Recent research has found that some pathogenic bacteria are cavalier explorers on human mucosal surfaces. They perform these three incredible feats all while completely ditching their classic propeller-like flagella. Scientists have found that these microbes are very good at taking advantage of sugar powered chemical currents and novel molecular machines to move themselves around. Only two studies have explicitly elaborated these mechanisms. Their emphasis is on flavobacteria, salmonella, and E. coli—bacteria that can make their way around rather well in the absence of flagella, even.
Abhishek Shrivastava and his research team did pioneering work on studying flavobacteria. At the same time, Navish Wadhwa and his co-authors focused on research regarding salmonella and E. coli. Their results contradict long-held notions about how bacteria move and go a long way in paving the way for future microbial studies focused on dispersal.
Innovative Movement Techniques
For decades, it was assumed that bacteria could not swim without their flagella.
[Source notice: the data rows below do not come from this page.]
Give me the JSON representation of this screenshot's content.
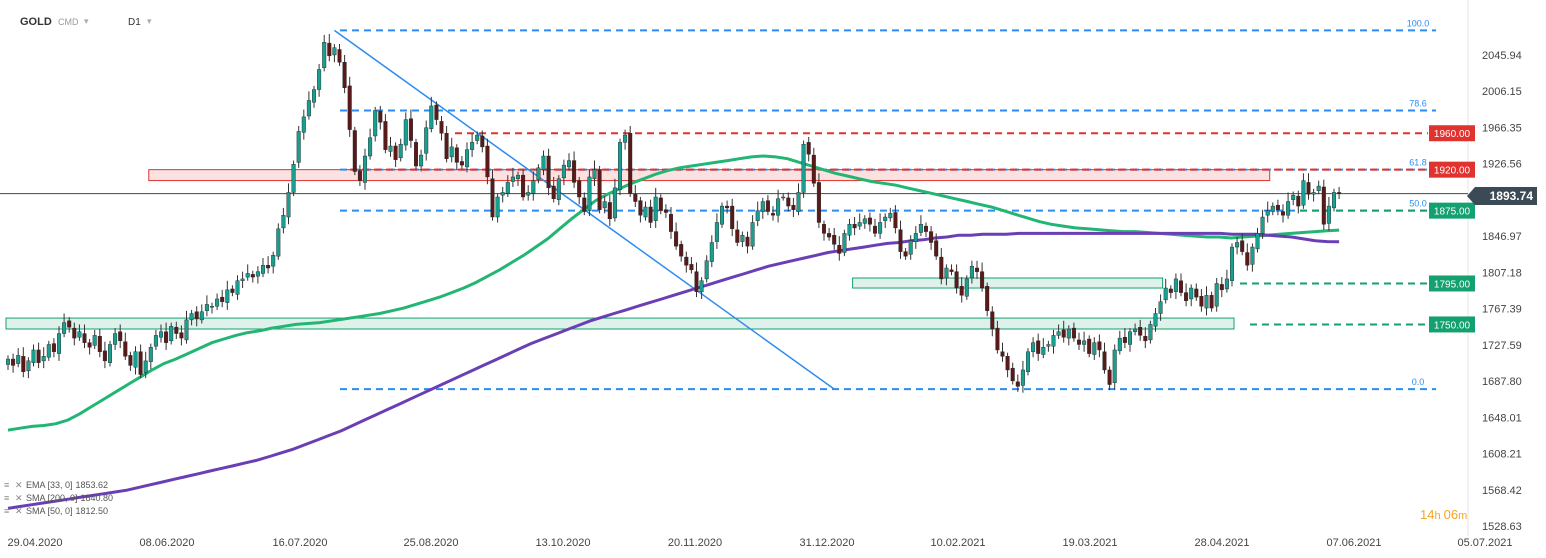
{
  "header": {
    "symbol": "GOLD",
    "market": "CMD",
    "timeframe": "D1"
  },
  "current_price": "1893.74",
  "countdown": {
    "hours": "14",
    "minutes": "06"
  },
  "indicators": [
    {
      "label": "EMA [33, 0]",
      "value": "1853.62",
      "color": "#22b573"
    },
    {
      "label": "SMA [200, 0]",
      "value": "1840.80",
      "color": "#6a3fb5"
    },
    {
      "label": "SMA [50, 0]",
      "value": "1812.50",
      "color": "#2b7bd6"
    }
  ],
  "colors": {
    "bull": "#1a9e8f",
    "bear": "#5a1a1a",
    "fib": "#2d8cf0",
    "red": "#e0322e",
    "green": "#14a06f",
    "ema": "#22b573",
    "sma200": "#6a3fb5",
    "trend": "#2d8cf0"
  },
  "chart_data": {
    "type": "candlestick",
    "title": "",
    "y_ticks": [
      2045.94,
      2006.15,
      1966.35,
      1926.56,
      1886.77,
      1846.97,
      1807.18,
      1767.39,
      1727.59,
      1687.8,
      1648.01,
      1608.21,
      1568.42,
      1528.63
    ],
    "y_tick_labels": [
      "2045.94",
      "2006.15",
      "1966.35",
      "1926.56",
      "1886.77",
      "1846.97",
      "1807.18",
      "1767.39",
      "1727.59",
      "1687.80",
      "1648.01",
      "1608.21",
      "1568.42",
      "1528.63"
    ],
    "ylim": [
      1520,
      2080
    ],
    "x_ticks": [
      "29.04.2020",
      "08.06.2020",
      "16.07.2020",
      "25.08.2020",
      "13.10.2020",
      "20.11.2020",
      "31.12.2020",
      "10.02.2021",
      "19.03.2021",
      "28.04.2021",
      "07.06.2021",
      "05.07.2021"
    ],
    "fib_levels": [
      {
        "label": "100.0",
        "value": 2073
      },
      {
        "label": "78.6",
        "value": 1985
      },
      {
        "label": "61.8",
        "value": 1920
      },
      {
        "label": "50.0",
        "value": 1875
      },
      {
        "label": "0.0",
        "value": 1679
      }
    ],
    "horizontal_levels": [
      {
        "label": "1960.00",
        "value": 1960,
        "color": "red"
      },
      {
        "label": "1920.00",
        "value": 1920,
        "color": "red"
      },
      {
        "label": "1875.00",
        "value": 1875,
        "color": "green"
      },
      {
        "label": "1795.00",
        "value": 1795,
        "color": "green"
      },
      {
        "label": "1750.00",
        "value": 1750,
        "color": "green"
      }
    ],
    "zones": [
      {
        "from_bar": 28,
        "to_bar": 247,
        "y1": 1908,
        "y2": 1920,
        "color": "red"
      },
      {
        "from_bar": 166,
        "to_bar": 226,
        "y1": 1790,
        "y2": 1801,
        "color": "green"
      },
      {
        "from_bar": 0,
        "to_bar": 240,
        "y1": 1745,
        "y2": 1757,
        "color": "green"
      }
    ],
    "trendline": {
      "from_bar": 64,
      "from_value": 2073,
      "to_bar": 162,
      "to_value": 1679
    },
    "closes": [
      1712,
      1705,
      1716,
      1698,
      1710,
      1722,
      1708,
      1715,
      1728,
      1720,
      1740,
      1752,
      1747,
      1735,
      1742,
      1730,
      1725,
      1738,
      1720,
      1710,
      1728,
      1740,
      1732,
      1715,
      1705,
      1720,
      1695,
      1710,
      1725,
      1738,
      1742,
      1730,
      1748,
      1740,
      1735,
      1755,
      1762,
      1756,
      1764,
      1772,
      1770,
      1778,
      1775,
      1788,
      1785,
      1798,
      1800,
      1806,
      1802,
      1808,
      1815,
      1812,
      1826,
      1855,
      1870,
      1895,
      1926,
      1962,
      1978,
      1996,
      2008,
      2030,
      2060,
      2045,
      2054,
      2038,
      2010,
      1964,
      1918,
      1908,
      1935,
      1955,
      1985,
      1972,
      1942,
      1946,
      1931,
      1948,
      1975,
      1952,
      1924,
      1936,
      1966,
      1990,
      1975,
      1960,
      1932,
      1945,
      1928,
      1925,
      1942,
      1950,
      1958,
      1945,
      1912,
      1868,
      1890,
      1895,
      1906,
      1912,
      1914,
      1890,
      1895,
      1908,
      1922,
      1935,
      1900,
      1888,
      1910,
      1925,
      1930,
      1906,
      1890,
      1874,
      1912,
      1920,
      1876,
      1885,
      1866,
      1900,
      1950,
      1958,
      1894,
      1885,
      1870,
      1879,
      1862,
      1890,
      1875,
      1873,
      1852,
      1836,
      1825,
      1815,
      1810,
      1786,
      1798,
      1820,
      1840,
      1862,
      1880,
      1878,
      1855,
      1840,
      1848,
      1836,
      1862,
      1875,
      1885,
      1874,
      1870,
      1888,
      1890,
      1880,
      1876,
      1895,
      1948,
      1937,
      1905,
      1862,
      1850,
      1846,
      1838,
      1828,
      1850,
      1860,
      1856,
      1862,
      1866,
      1860,
      1850,
      1862,
      1868,
      1872,
      1856,
      1830,
      1825,
      1842,
      1850,
      1860,
      1852,
      1840,
      1825,
      1800,
      1812,
      1808,
      1790,
      1782,
      1800,
      1814,
      1808,
      1790,
      1765,
      1745,
      1722,
      1715,
      1700,
      1688,
      1682,
      1700,
      1720,
      1730,
      1718,
      1725,
      1728,
      1738,
      1742,
      1736,
      1745,
      1735,
      1728,
      1732,
      1718,
      1730,
      1722,
      1700,
      1684,
      1722,
      1735,
      1730,
      1742,
      1745,
      1738,
      1732,
      1750,
      1762,
      1775,
      1790,
      1785,
      1800,
      1785,
      1776,
      1790,
      1780,
      1770,
      1782,
      1768,
      1795,
      1788,
      1800,
      1835,
      1840,
      1830,
      1815,
      1835,
      1850,
      1868,
      1875,
      1880,
      1876,
      1870,
      1885,
      1892,
      1880,
      1908,
      1893,
      1895,
      1902,
      1860,
      1880,
      1895,
      1893.74
    ],
    "ema33": [
      1634,
      1636,
      1638,
      1639,
      1641,
      1645,
      1652,
      1660,
      1668,
      1676,
      1684,
      1692,
      1700,
      1707,
      1712,
      1718,
      1724,
      1730,
      1734,
      1738,
      1741,
      1743,
      1746,
      1748,
      1750,
      1751,
      1752,
      1754,
      1756,
      1758,
      1760,
      1762,
      1765,
      1768,
      1772,
      1776,
      1780,
      1785,
      1790,
      1796,
      1803,
      1810,
      1818,
      1826,
      1835,
      1844,
      1855,
      1866,
      1876,
      1886,
      1893,
      1899,
      1905,
      1910,
      1915,
      1919,
      1922,
      1924,
      1926,
      1928,
      1930,
      1932,
      1934,
      1935,
      1934,
      1932,
      1928,
      1924,
      1920,
      1916,
      1913,
      1910,
      1907,
      1905,
      1903,
      1900,
      1897,
      1894,
      1891,
      1888,
      1885,
      1882,
      1879,
      1875,
      1871,
      1867,
      1863,
      1860,
      1858,
      1856,
      1855,
      1854,
      1853,
      1852,
      1852,
      1851,
      1850,
      1849,
      1848,
      1847,
      1846,
      1846,
      1845,
      1846,
      1847,
      1848,
      1849,
      1850,
      1851,
      1852,
      1853,
      1853.62
    ],
    "sma200": [
      1548,
      1550,
      1552,
      1554,
      1556,
      1558,
      1560,
      1562,
      1564,
      1566,
      1568,
      1571,
      1574,
      1577,
      1580,
      1583,
      1586,
      1589,
      1592,
      1595,
      1598,
      1601,
      1605,
      1609,
      1613,
      1618,
      1623,
      1628,
      1633,
      1639,
      1645,
      1651,
      1657,
      1663,
      1669,
      1675,
      1681,
      1687,
      1693,
      1699,
      1705,
      1711,
      1717,
      1723,
      1729,
      1734,
      1739,
      1744,
      1749,
      1754,
      1758,
      1762,
      1766,
      1770,
      1774,
      1778,
      1782,
      1786,
      1790,
      1794,
      1798,
      1802,
      1806,
      1810,
      1814,
      1817,
      1820,
      1823,
      1826,
      1829,
      1831,
      1833,
      1835,
      1837,
      1839,
      1840,
      1842,
      1843,
      1845,
      1846,
      1848,
      1848,
      1849,
      1849,
      1849,
      1850,
      1850,
      1850,
      1850,
      1850,
      1850,
      1850,
      1850,
      1850,
      1850,
      1850,
      1850,
      1850,
      1850,
      1850,
      1850,
      1850,
      1850,
      1849,
      1849,
      1849,
      1848,
      1847,
      1846,
      1844,
      1842,
      1841,
      1840.8
    ]
  }
}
According to some recently released data, they don’t just move by walking and biking. These little guys are able to “swarm” across surfaces, creating chemical currents from fermentable sugars that propel them in waves. This unusual way to move opens up new environments, enabling them to be mobile even in environments where traditional flagella are not present.
Besides swashing, flavobacteria use a special molecular conveyor belt system to move across surfaces. This system is powered by a type of machine called the type 9 secretion system (T9SS). The T9SS is not just a highway that allows them to move, but rather is crucially involved in the secretion of many substances.
The intricacies of bacterial movement are further illuminated by the role of a specific protein known as GldJ in flavobacteria. GldJ serves as a gear-shifter, adjusting the direction of the bacteria’s rotary motor in a complex animal conveyor belt system. Notably, removal of just a few amino acids from GldJ leads to reversed motor directionality, highlighting its important role in chemotactic behavior.
“We were amazed by the ability of these bacteria to migrate across surfaces without functional flagella. In fact, our collaborators originally designed this experiment as a ‘negative control,’ meaning that we expected (once rendered) flagella-less, the cells to not move.”
The latter two types of movement, swashing and swarming, use different physical mechanisms. For instance, surfactants have a significant impact on bacterial motility. Scientists are now able to do this to specific strains of bacteria, in either direction if the bacteria are swashing or swarming. This new window into bacterial behavior gives scientists a more nuanced view of how these tiny microorganisms react and respond to their surroundings.
Mechanisms Behind Bacterial Movement
The implications of these discoveries go much further than fundamental microbiology. Learning the mechanics of how bacteria move can lead to innovations in the field of bioengineering and therapeutics. The study’s authors now aim to reveal high-resolution structures of the enigmatic molecular conveyor belt. They want to be able to visualize its components, with atomic precision.
As researchers continue to explore these novel bacterial movement techniques, they may uncover further surprises that could reshape our understanding of microbial life and its applications in various fields.
Shrivastava expressed excitement over their findings, stating:
“We are very excited to have discovered an extraordinary dual-role nanogear system that integrates a feedback mechanism, revealing a controllable biological snowmobile and showing how bacteria precisely tune motility and secretion in dynamic environments.”
Implications for Future Research
The implications of these discoveries extend far beyond basic microbiology. Understanding the mechanisms behind bacterial movement can inspire advancements in bioengineering and therapeutics. The study’s authors aim to determine high-resolution structures of the molecular conveyor system to visualize its components at atomic precision.
Shrivastava highlighted the potential impact of this research:
“Building on this breakthrough, we now aim to determine high-resolution structures of this remarkable molecular conveyor to visualize, at atomic precision, how its moving parts interlock, transmit force and respond to mechanical feedback. Unraveling this intricate design will not only deepen our understanding of microbial evolution but also inspire the development of next-generation bioengineered nanomachines and therapeutic technologies.”
As researchers continue to explore these novel bacterial movement techniques, they may uncover further surprises that could reshape our understanding of microbial life and its applications in various fields.